Build @timer, @retry, @validate decorators from scratch — understanding how Flask/Django work under the hood.

Data Analysis Pipeline

Clean, transform, and visualise a real dataset (CSV/JSON) using Pandas and Matplotlib — the daily workflow of a data analyst.

File Processing CLI Tool

Build a command-line tool that reads files, processes data (regex/JSON), and outputs results — using argparse, pathlib, and virtual environments.

Tested Module with pytest

Write a utility module with full test coverage — learning TDD by doing, not by reading about it.

How We Deliver

Live Training + Daily Practice + Weekly Assessments

Live Instructor Sessions

Expert trainers explain concepts, live-code solutions, and demonstrate Pythonic patterns. 3–5 sessions per week, each with interactive exercises.

Coding Platform Practice

Daily Python problems on our platform — data structure manipulation, string processing, and OOP tasks with Python 3.12 interpreter and automated testing.

Weekly Assessments

MCQ tests on Python concepts + timed coding challenges.

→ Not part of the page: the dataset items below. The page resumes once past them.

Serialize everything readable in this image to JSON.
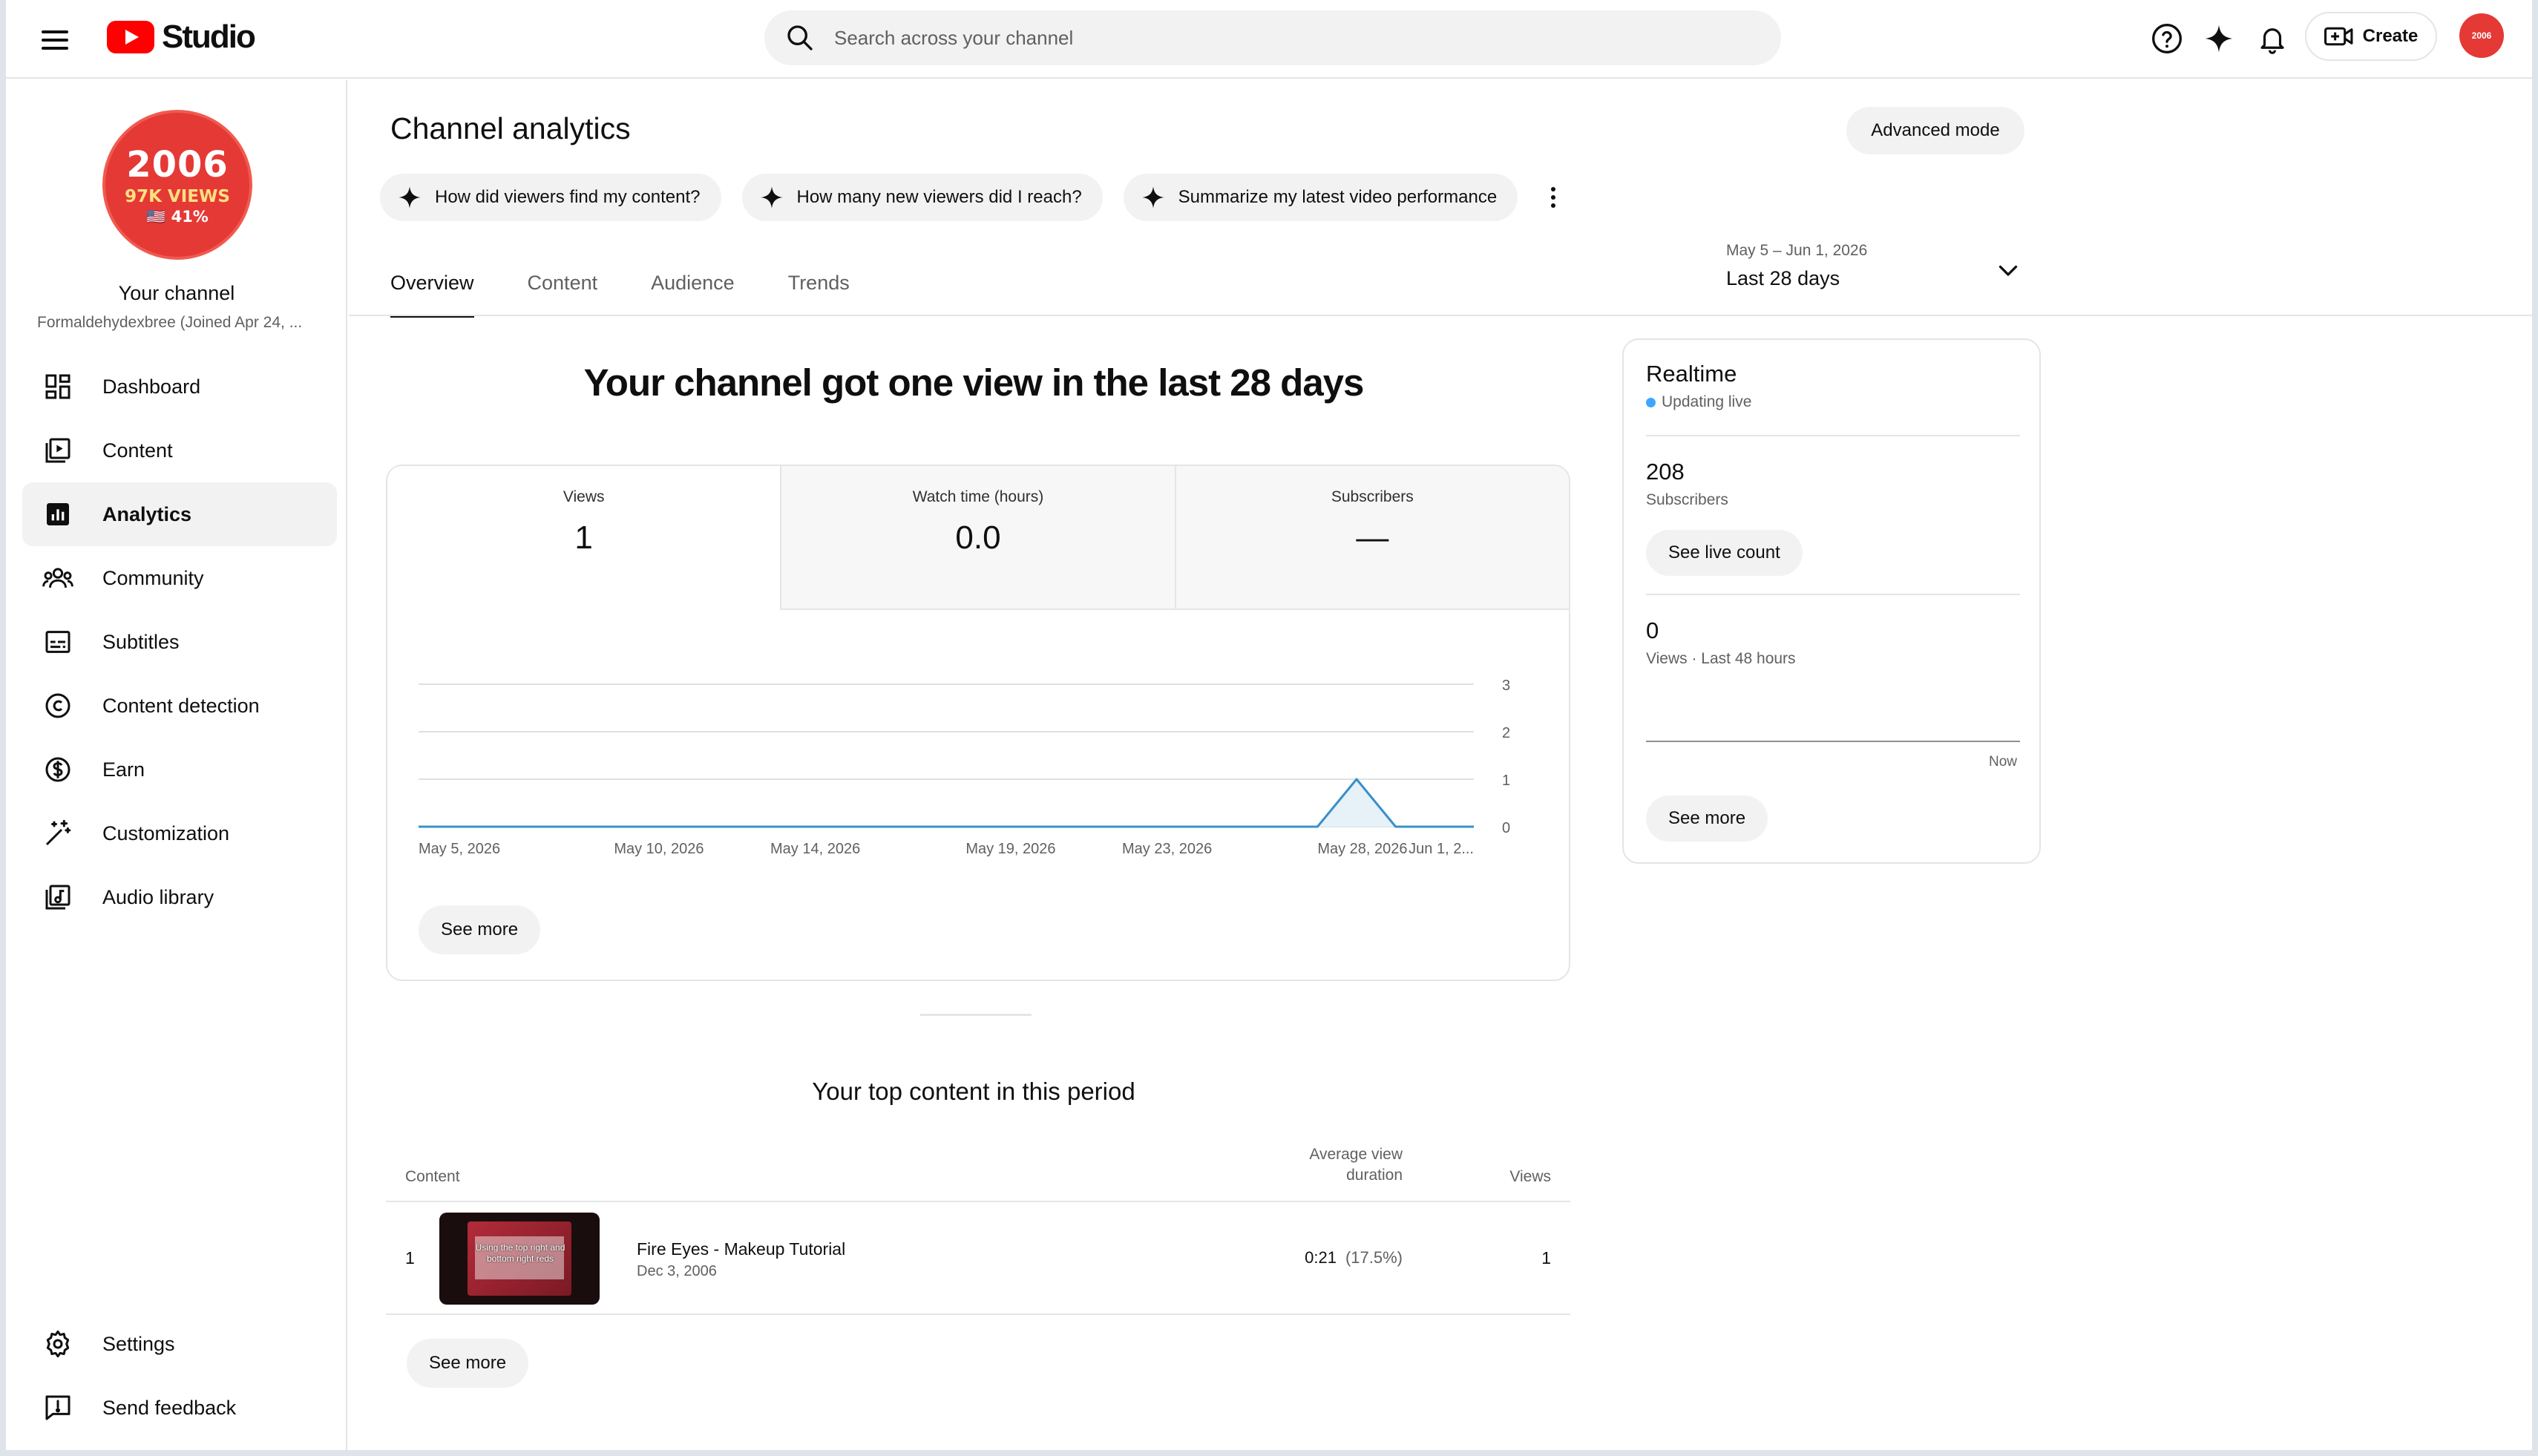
{
  "header": {
    "logo_text": "Studio",
    "search_placeholder": "Search across your channel",
    "create_label": "Create",
    "avatar_text": "2006"
  },
  "sidebar": {
    "avatar": {
      "line1": "2006",
      "line2": "97K VIEWS",
      "line3": "🇺🇸 41%"
    },
    "channel_title": "Your channel",
    "channel_subtitle": "Formaldehydexbree (Joined Apr 24, ...",
    "items": [
      {
        "label": "Dashboard",
        "icon": "dashboard-icon",
        "active": false
      },
      {
        "label": "Content",
        "icon": "content-icon",
        "active": false
      },
      {
        "label": "Analytics",
        "icon": "analytics-icon",
        "active": true
      },
      {
        "label": "Community",
        "icon": "community-icon",
        "active": false
      },
      {
        "label": "Subtitles",
        "icon": "subtitles-icon",
        "active": false
      },
      {
        "label": "Content detection",
        "icon": "copyright-icon",
        "active": false
      },
      {
        "label": "Earn",
        "icon": "dollar-icon",
        "active": false
      },
      {
        "label": "Customization",
        "icon": "magic-wand-icon",
        "active": false
      },
      {
        "label": "Audio library",
        "icon": "audio-library-icon",
        "active": false
      }
    ],
    "bottom_items": [
      {
        "label": "Settings",
        "icon": "gear-icon"
      },
      {
        "label": "Send feedback",
        "icon": "feedback-icon"
      }
    ]
  },
  "main": {
    "title": "Channel analytics",
    "advanced_mode_label": "Advanced mode",
    "suggestions": [
      "How did viewers find my content?",
      "How many new viewers did I reach?",
      "Summarize my latest video performance"
    ],
    "date_range": {
      "range": "May 5 – Jun 1, 2026",
      "label": "Last 28 days"
    },
    "tabs": [
      "Overview",
      "Content",
      "Audience",
      "Trends"
    ],
    "active_tab": "Overview",
    "headline": "Your channel got one view in the last 28 days",
    "metrics": [
      {
        "label": "Views",
        "value": "1"
      },
      {
        "label": "Watch time (hours)",
        "value": "0.0"
      },
      {
        "label": "Subscribers",
        "value": "—"
      }
    ],
    "see_more_label": "See more",
    "top_content": {
      "title": "Your top content in this period",
      "columns": {
        "content": "Content",
        "avd_line1": "Average view",
        "avd_line2": "duration",
        "views": "Views"
      },
      "rows": [
        {
          "rank": "1",
          "title": "Fire Eyes - Makeup Tutorial",
          "date": "Dec 3, 2006",
          "avd": "0:21",
          "avd_pct": "(17.5%)",
          "views": "1",
          "thumb_text": "Using the top right and bottom right reds"
        }
      ],
      "see_more_label": "See more"
    }
  },
  "realtime": {
    "title": "Realtime",
    "status": "Updating live",
    "subscribers_value": "208",
    "subscribers_label": "Subscribers",
    "live_count_label": "See live count",
    "views_value": "0",
    "views_label": "Views · Last 48 hours",
    "now_label": "Now",
    "see_more_label": "See more"
  },
  "chart_data": {
    "type": "line",
    "x": [
      "May 5, 2026",
      "May 6",
      "May 7",
      "May 8",
      "May 9",
      "May 10, 2026",
      "May 11",
      "May 12",
      "May 13",
      "May 14, 2026",
      "May 15",
      "May 16",
      "May 17",
      "May 18",
      "May 19, 2026",
      "May 20",
      "May 21",
      "May 22",
      "May 23, 2026",
      "May 24",
      "May 25",
      "May 26",
      "May 27",
      "May 28, 2026",
      "May 29",
      "May 30",
      "May 31",
      "Jun 1, 2026"
    ],
    "series": [
      {
        "values": [
          0,
          0,
          0,
          0,
          0,
          0,
          0,
          0,
          0,
          0,
          0,
          0,
          0,
          0,
          0,
          0,
          0,
          0,
          0,
          0,
          0,
          0,
          0,
          0,
          1,
          0,
          0,
          0
        ]
      }
    ],
    "xtick_labels": [
      "May 5, 2026",
      "May 10, 2026",
      "May 14, 2026",
      "May 19, 2026",
      "May 23, 2026",
      "May 28, 2026",
      "Jun 1, 2..."
    ],
    "xtick_indices": [
      0,
      5,
      9,
      14,
      18,
      23,
      27
    ],
    "yticks": [
      0,
      1,
      2,
      3
    ],
    "ylim": [
      0,
      3
    ],
    "grid": true,
    "color": "#3a8fc9"
  }
}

Auto-evaluated with topic-wise analytics showing which areas need reinforcement.

Progress Analytics

Student-wise dashboards tracking Python fluency, Pandas proficiency, and coding speed. TPOs see batch-level readiness for Python-requiring roles.

Why Python Matters for Placements

The Language That Opens the Most Doors

Product Companies Accept Python for DSA

Google, Amazon, Flipkart, Paytm — all accept Python solutions for coding interviews. Python's readability means students write correct code faster, and built-ins like Counter, defaultdict, and heapq are powerful DSA tools that C++ STL users envy.

Data Science & AI Roles REQUIRE Python

Every Data Analyst, Data Scientist, ML Engineer, and AI Engineer job requires Python. NumPy, Pandas, Matplotlib, scikit-learn, TensorFlow, PyTorch — the entire ML/AI ecosystem is Python-first. This module builds the foundation all of them need.

Service Companies Are Adding Python

TCS NQT, Infosys SP, and Cognizant GenC now accept Python as a language option in their coding rounds. Wipro NLTH includes Python-specific MCQs. Students who can code in Python AND Java have a significant advantage over single-language candidates.

GenAI & Automation Run on Python

LLM APIs (OpenAI, Anthropic), LangChain, RAG systems, AI agents, prompt engineering tools, web scraping, task automation — the entire GenAI ecosystem is Python-native. Students learning Python now are positioned for the fastest-growing tech segment.